Lower bounds of principal eigenvalue in dimension one

TL;DR

This paper provides a new, more direct proof for lower bounds of the principal eigenvalue in one-dimensional diffusion and birth-death processes, improving existing estimates and exploring dual boundary conditions.

Contribution

It introduces an alternative proof method for basic eigenvalue estimates and extends the results to Neumann boundary conditions and discrete processes.

Findings

Improved lower bounds for principal eigenvalues in Dirichlet case

Extended estimates to Neumann boundary conditions

Application to both continuous diffusions and birth-death processes

Abstract

For the principal eigenvalue with bilateral Dirichlet boundary condition, the so-called basic estimates were originally obtained by capacitary method.
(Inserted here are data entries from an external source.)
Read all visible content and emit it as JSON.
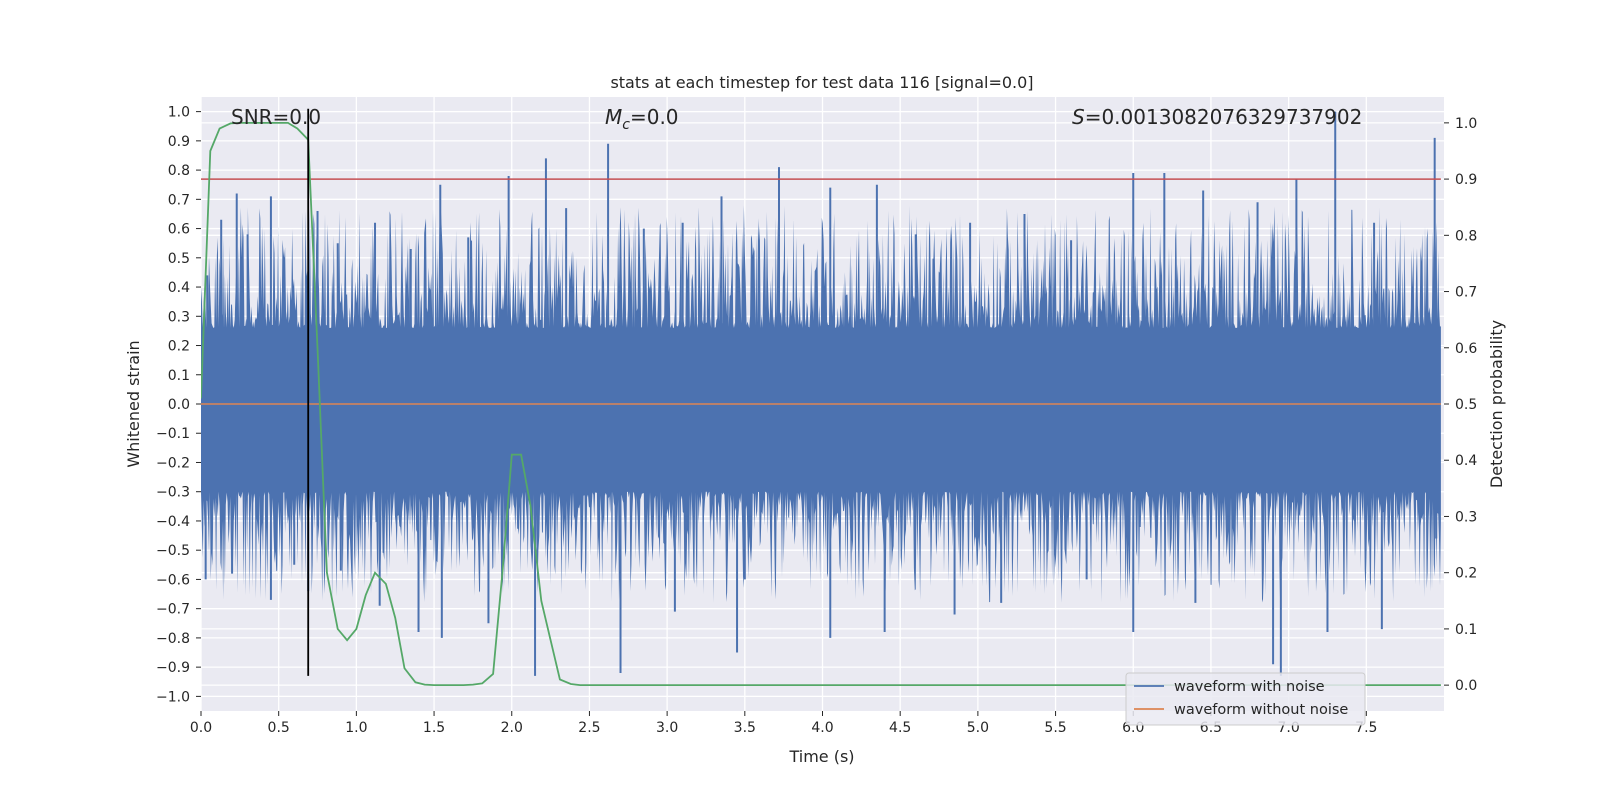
{
  "chart_data": {
    "type": "line",
    "title": "stats at each timestep for test data 116 [signal=0.0]",
    "xlabel": "Time (s)",
    "ylabel": "Whitened strain",
    "y2label": "Detection probability",
    "xlim": [
      0.0,
      8.0
    ],
    "ylim": [
      -1.05,
      1.05
    ],
    "y2lim": [
      -0.046,
      1.046
    ],
    "x_ticks": [
      "0.0",
      "0.5",
      "1.0",
      "1.5",
      "2.0",
      "2.5",
      "3.0",
      "3.5",
      "4.0",
      "4.5",
      "5.0",
      "5.5",
      "6.0",
      "6.5",
      "7.0",
      "7.5"
    ],
    "y_ticks": [
      "1.0",
      "0.9",
      "0.8",
      "0.7",
      "0.6",
      "0.5",
      "0.4",
      "0.3",
      "0.2",
      "0.1",
      "0.0",
      "−0.1",
      "−0.2",
      "−0.3",
      "−0.4",
      "−0.5",
      "−0.6",
      "−0.7",
      "−0.8",
      "−0.9",
      "−1.0"
    ],
    "y2_ticks": [
      "1.0",
      "0.9",
      "0.8",
      "0.7",
      "0.6",
      "0.5",
      "0.4",
      "0.3",
      "0.2",
      "0.1",
      "0.0"
    ],
    "grid": true,
    "legend_placement": "lower-right",
    "annotations": {
      "snr": "SNR=0.0",
      "mc_symbol": "M",
      "mc_sub": "c",
      "mc_value": "=0.0",
      "s_symbol": "S",
      "s_value": "=0.0013082076329737902"
    },
    "series": [
      {
        "name": "waveform with noise",
        "axis": "left",
        "color": "#4c72b0",
        "description_range": [
          -0.93,
          1.0
        ],
        "envelope_peaks": [
          [
            0.04,
            0.44
          ],
          [
            0.13,
            0.63
          ],
          [
            0.23,
            0.72
          ],
          [
            0.3,
            0.58
          ],
          [
            0.45,
            0.71
          ],
          [
            0.68,
            0.37
          ],
          [
            0.75,
            0.66
          ],
          [
            0.88,
            0.55
          ],
          [
            1.12,
            0.62
          ],
          [
            1.35,
            0.53
          ],
          [
            1.54,
            0.75
          ],
          [
            1.72,
            0.57
          ],
          [
            1.98,
            0.78
          ],
          [
            2.22,
            0.84
          ],
          [
            2.35,
            0.67
          ],
          [
            2.62,
            0.89
          ],
          [
            2.85,
            0.6
          ],
          [
            3.1,
            0.62
          ],
          [
            3.35,
            0.71
          ],
          [
            3.72,
            0.81
          ],
          [
            4.05,
            0.74
          ],
          [
            4.35,
            0.75
          ],
          [
            4.6,
            0.58
          ],
          [
            4.95,
            0.62
          ],
          [
            5.3,
            0.65
          ],
          [
            5.6,
            0.56
          ],
          [
            6.0,
            0.79
          ],
          [
            6.2,
            0.79
          ],
          [
            6.45,
            0.73
          ],
          [
            6.8,
            0.69
          ],
          [
            7.05,
            0.77
          ],
          [
            7.3,
            1.0
          ],
          [
            7.55,
            0.62
          ],
          [
            7.94,
            0.91
          ]
        ],
        "envelope_troughs": [
          [
            0.03,
            -0.6
          ],
          [
            0.2,
            -0.58
          ],
          [
            0.45,
            -0.67
          ],
          [
            0.6,
            -0.55
          ],
          [
            0.69,
            -0.64
          ],
          [
            0.9,
            -0.57
          ],
          [
            1.15,
            -0.69
          ],
          [
            1.4,
            -0.78
          ],
          [
            1.55,
            -0.8
          ],
          [
            1.85,
            -0.75
          ],
          [
            2.15,
            -0.93
          ],
          [
            2.7,
            -0.92
          ],
          [
            3.05,
            -0.71
          ],
          [
            3.45,
            -0.85
          ],
          [
            3.5,
            -0.6
          ],
          [
            4.05,
            -0.8
          ],
          [
            4.4,
            -0.78
          ],
          [
            4.85,
            -0.72
          ],
          [
            5.15,
            -0.68
          ],
          [
            5.7,
            -0.6
          ],
          [
            6.0,
            -0.78
          ],
          [
            6.4,
            -0.68
          ],
          [
            6.9,
            -0.89
          ],
          [
            6.95,
            -0.93
          ],
          [
            7.25,
            -0.78
          ],
          [
            7.6,
            -0.77
          ],
          [
            7.95,
            -0.46
          ]
        ]
      },
      {
        "name": "waveform without noise",
        "axis": "left",
        "color": "#dd8452",
        "x": [
          0.0,
          7.98
        ],
        "y": [
          0.0,
          0.0
        ]
      },
      {
        "axis": "right",
        "color": "#55a868",
        "x": [
          0.0,
          0.06,
          0.12,
          0.19,
          0.25,
          0.31,
          0.38,
          0.44,
          0.5,
          0.56,
          0.62,
          0.69,
          0.75,
          0.81,
          0.88,
          0.94,
          1.0,
          1.06,
          1.12,
          1.19,
          1.25,
          1.31,
          1.38,
          1.44,
          1.5,
          1.56,
          1.62,
          1.69,
          1.75,
          1.81,
          1.88,
          1.94,
          2.0,
          2.06,
          2.12,
          2.19,
          2.25,
          2.31,
          2.38,
          2.44,
          2.5,
          3.0,
          4.0,
          5.0,
          6.0,
          7.0,
          7.98
        ],
        "y": [
          0.51,
          0.95,
          0.99,
          0.999,
          1.0,
          1.0,
          1.0,
          1.0,
          1.0,
          1.0,
          0.99,
          0.97,
          0.6,
          0.2,
          0.1,
          0.08,
          0.1,
          0.16,
          0.2,
          0.18,
          0.12,
          0.03,
          0.005,
          0.001,
          0.0,
          0.0,
          0.0,
          0.0,
          0.001,
          0.003,
          0.02,
          0.2,
          0.41,
          0.41,
          0.32,
          0.15,
          0.08,
          0.01,
          0.002,
          0.0,
          0.0,
          0.0,
          0.0,
          0.0,
          0.0,
          0.0,
          0.0
        ]
      },
      {
        "axis": "right",
        "color": "#c44e52",
        "x": [
          0.0,
          7.98
        ],
        "y": [
          0.9,
          0.9
        ]
      },
      {
        "axis": "left",
        "color": "#000000",
        "x": [
          0.69,
          0.69
        ],
        "y": [
          -0.93,
          1.01
        ]
      }
    ]
  }
}
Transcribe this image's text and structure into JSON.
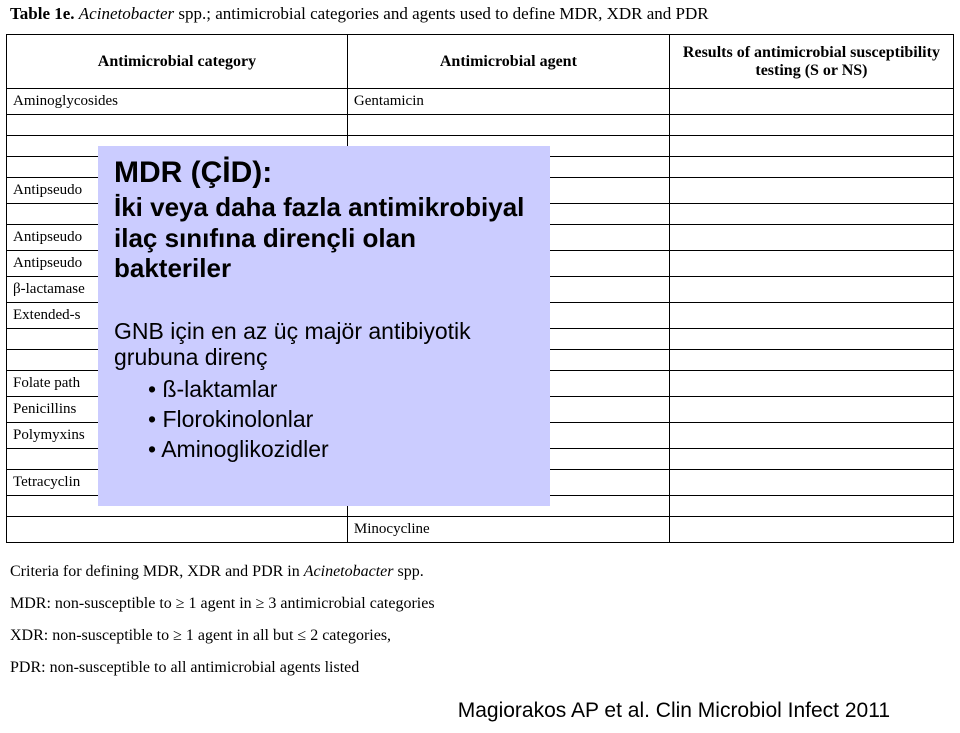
{
  "caption": {
    "label": "Table 1e.",
    "species": "Acinetobacter",
    "spp": " spp.; ",
    "rest": "antimicrobial categories and agents used to define MDR, XDR and PDR"
  },
  "table": {
    "headers": {
      "c1": "Antimicrobial category",
      "c2": "Antimicrobial agent",
      "c3": "Results of antimicrobial susceptibility testing (S or NS)"
    },
    "rows": [
      {
        "cat": "Aminoglycosides",
        "agent": "Gentamicin",
        "res": ""
      },
      {
        "cat": "",
        "agent": "",
        "res": ""
      },
      {
        "cat": "",
        "agent": "",
        "res": ""
      },
      {
        "cat": "",
        "agent": "",
        "res": ""
      },
      {
        "cat": "Antipseudo",
        "agent": "",
        "res": ""
      },
      {
        "cat": "",
        "agent": "",
        "res": ""
      },
      {
        "cat": "Antipseudo",
        "agent": "",
        "res": ""
      },
      {
        "cat": "Antipseudo",
        "agent": "",
        "res": ""
      },
      {
        "cat": "β-lactamase",
        "agent": "",
        "res": ""
      },
      {
        "cat": "Extended-s",
        "agent": "",
        "res": ""
      },
      {
        "cat": "",
        "agent": "",
        "res": ""
      },
      {
        "cat": "",
        "agent": "",
        "res": ""
      },
      {
        "cat": "Folate path",
        "agent": "",
        "res": ""
      },
      {
        "cat": "Penicillins",
        "agent": "",
        "res": ""
      },
      {
        "cat": "Polymyxins",
        "agent": "",
        "res": ""
      },
      {
        "cat": "",
        "agent": "",
        "res": ""
      },
      {
        "cat": "Tetracyclin",
        "agent": "",
        "res": ""
      },
      {
        "cat": "",
        "agent": "",
        "res": ""
      },
      {
        "cat": "",
        "agent": "Minocycline",
        "res": ""
      }
    ]
  },
  "overlay": {
    "title": "MDR (ÇİD):",
    "body": "İki veya daha fazla antimikrobiyal ilaç sınıfına dirençli olan bakteriler",
    "sub": "GNB için en az üç majör antibiyotik grubuna direnç",
    "items": [
      "ß-laktamlar",
      "Florokinolonlar",
      "Aminoglikozidler"
    ]
  },
  "criteria": {
    "l1a": "Criteria for defining MDR, XDR and PDR in ",
    "l1b": "Acinetobacter",
    "l1c": " spp.",
    "l2": "MDR: non-susceptible to ≥ 1 agent in ≥ 3 antimicrobial categories",
    "l3": "XDR: non-susceptible to ≥ 1 agent in all but ≤ 2 categories,",
    "l4": "PDR: non-susceptible to all antimicrobial agents listed"
  },
  "citation": "Magiorakos AP et al. Clin Microbiol Infect 2011"
}
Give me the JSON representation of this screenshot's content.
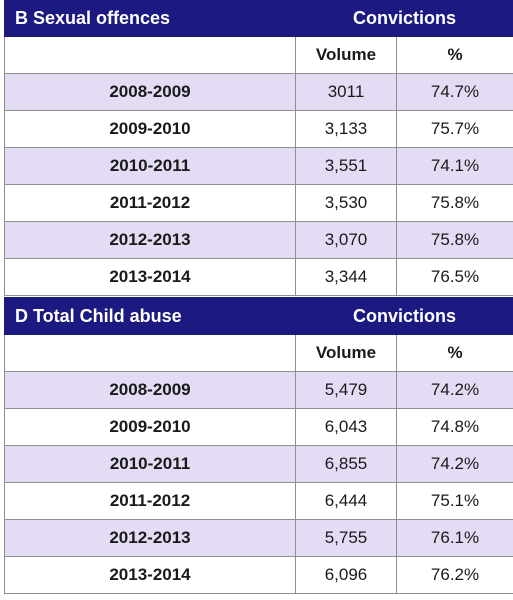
{
  "tables": [
    {
      "title": "B Sexual offences",
      "group_header": "Convictions",
      "col_volume": "Volume",
      "col_percent": "%",
      "rows": [
        {
          "year": "2008-2009",
          "volume": "3011",
          "percent": "74.7%"
        },
        {
          "year": "2009-2010",
          "volume": "3,133",
          "percent": "75.7%"
        },
        {
          "year": "2010-2011",
          "volume": "3,551",
          "percent": "74.1%"
        },
        {
          "year": "2011-2012",
          "volume": "3,530",
          "percent": "75.8%"
        },
        {
          "year": "2012-2013",
          "volume": "3,070",
          "percent": "75.8%"
        },
        {
          "year": "2013-2014",
          "volume": "3,344",
          "percent": "76.5%"
        }
      ]
    },
    {
      "title": "D Total Child abuse",
      "group_header": "Convictions",
      "col_volume": "Volume",
      "col_percent": "%",
      "rows": [
        {
          "year": "2008-2009",
          "volume": "5,479",
          "percent": "74.2%"
        },
        {
          "year": "2009-2010",
          "volume": "6,043",
          "percent": "74.8%"
        },
        {
          "year": "2010-2011",
          "volume": "6,855",
          "percent": "74.2%"
        },
        {
          "year": "2011-2012",
          "volume": "6,444",
          "percent": "75.1%"
        },
        {
          "year": "2012-2013",
          "volume": "5,755",
          "percent": "76.1%"
        },
        {
          "year": "2013-2014",
          "volume": "6,096",
          "percent": "76.2%"
        }
      ]
    }
  ],
  "colors": {
    "header_bg": "#1c1a80",
    "header_text": "#ffffff",
    "row_shade": "#e4dcf5",
    "border": "#8f8f8f"
  }
}
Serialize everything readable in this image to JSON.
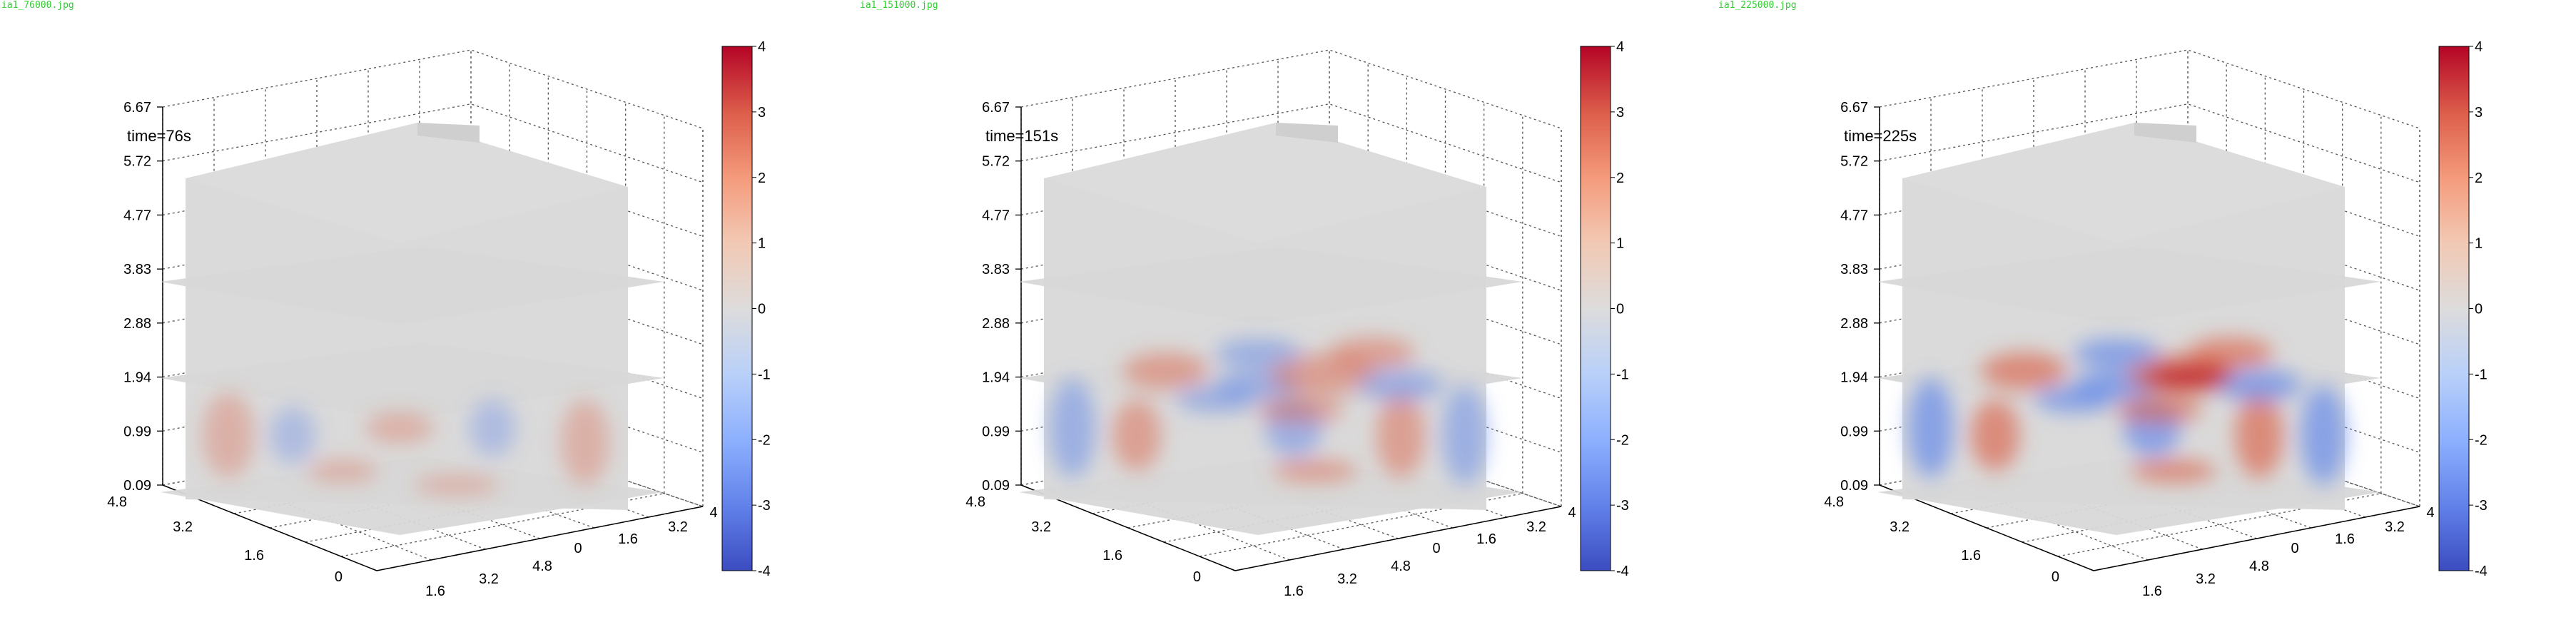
{
  "chart_data": [
    {
      "type": "heatmap",
      "filename": "ia1_76000.jpg",
      "annotation": "time=76s",
      "z_ticks": [
        "6.67",
        "5.72",
        "4.77",
        "3.83",
        "2.88",
        "1.94",
        "0.99",
        "0.09"
      ],
      "y_ticks_left": [
        "4.8",
        "3.2",
        "1.6",
        "0"
      ],
      "x_ticks_front": [
        "1.6",
        "3.2",
        "4.8"
      ],
      "x_ticks_right": [
        "0",
        "1.6",
        "3.2"
      ],
      "right_corner_tick": "4",
      "colorbar": {
        "ticks": [
          "4",
          "3",
          "2",
          "1",
          "0",
          "-1",
          "-2",
          "-3",
          "-4"
        ],
        "range": [
          -4,
          4
        ],
        "colormap": "coolwarm"
      },
      "intensity": 0.35,
      "active_slice": "bottom"
    },
    {
      "type": "heatmap",
      "filename": "ia1_151000.jpg",
      "annotation": "time=151s",
      "z_ticks": [
        "6.67",
        "5.72",
        "4.77",
        "3.83",
        "2.88",
        "1.94",
        "0.99",
        "0.09"
      ],
      "y_ticks_left": [
        "4.8",
        "3.2",
        "1.6",
        "0"
      ],
      "x_ticks_front": [
        "1.6",
        "3.2",
        "4.8"
      ],
      "x_ticks_right": [
        "0",
        "1.6",
        "3.2"
      ],
      "right_corner_tick": "4",
      "colorbar": {
        "ticks": [
          "4",
          "3",
          "2",
          "1",
          "0",
          "-1",
          "-2",
          "-3",
          "-4"
        ],
        "range": [
          -4,
          4
        ],
        "colormap": "coolwarm"
      },
      "intensity": 0.6,
      "active_slice": "middle"
    },
    {
      "type": "heatmap",
      "filename": "ia1_225000.jpg",
      "annotation": "time=225s",
      "z_ticks": [
        "6.67",
        "5.72",
        "4.77",
        "3.83",
        "2.88",
        "1.94",
        "0.99",
        "0.09"
      ],
      "y_ticks_left": [
        "4.8",
        "3.2",
        "1.6",
        "0"
      ],
      "x_ticks_front": [
        "1.6",
        "3.2",
        "4.8"
      ],
      "x_ticks_right": [
        "0",
        "1.6",
        "3.2"
      ],
      "right_corner_tick": "4",
      "colorbar": {
        "ticks": [
          "4",
          "3",
          "2",
          "1",
          "0",
          "-1",
          "-2",
          "-3",
          "-4"
        ],
        "range": [
          -4,
          4
        ],
        "colormap": "coolwarm"
      },
      "intensity": 0.9,
      "active_slice": "middle"
    }
  ]
}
The Neumann case (i.e., the ergodic case) is even harder, and was deduced from the Dirichlet one plus a use of duality and the coupling method. In this paper, an alternative and more direct proof for the basic estimates is presented. The estimates in the Dirichlet case are then improved by a typical application of a recent variational formula. As a dual of the Dirichlet case, the refine problem for bilateral Neumann boundary condition is also treated. The paper starts with the continuous case (one-dimensional diffusions) and ends at the discrete one (birth--death processes). Possible generalization of the results studied here is discussed at the end of the paper.